We started on the dreaded Peninsula. It’s always harder to run around than you expect, even once rather than twice; the hills may be short but they are very sharp. Conversation was sparse in the first four miles. Mr N didn’t enjoy his marathon as much as I did and I suspect the memories our run was evoking were none too pleasant. I, on the other hand, was irritatingly perky. I had such a good race that day – my training had gone well, our pace was sensible and the weather was great – I couldn’t believe my luck. Mr N had no such luck. His training had been plagued by niggling injuries and colds, then he was forced to run with Miss Hospital Corners, telling him to drink more, eat more, keep going.

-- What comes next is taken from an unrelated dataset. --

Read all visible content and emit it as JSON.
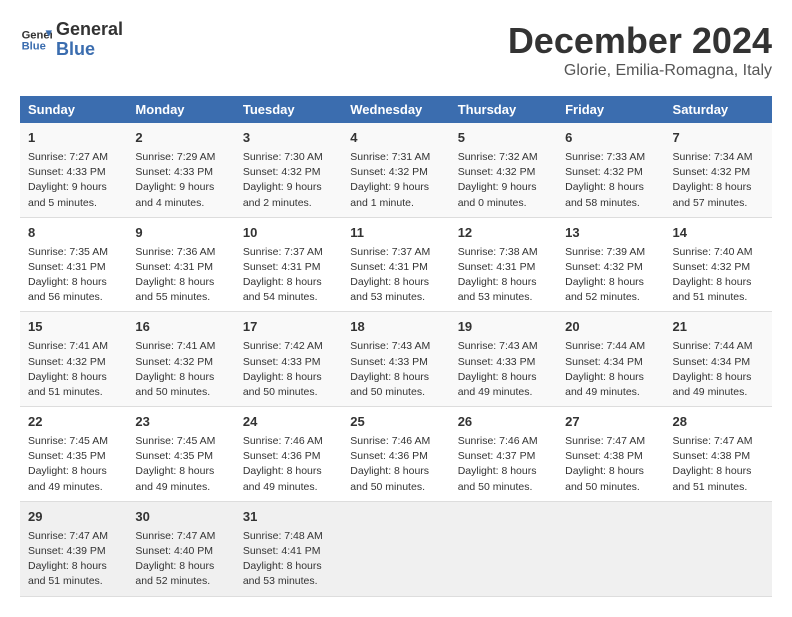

Running the first half of the race in reverse offered a bit of catharsis, I hope. We moved from painful hills and memories, through long sections neither of us could remember, to the open stretch across the Dam to the starting/finish line. At 1o miles we were both tired, but our pace was quickening as the end point of Normanton Church was in our sights from 3 miles away. If only the same could have been said for it on the day of the marathon. Obscured by the constant ‘undulations’ of the shoreline path, my inner mantra of “this must be the last hill” came back to me as we coasted along to the finish on Sunday.

Maybe this year they should run the whole marathon in reverse. And no, I do not mean everyone should run backwards. Other than Mr N. He should definitely do that.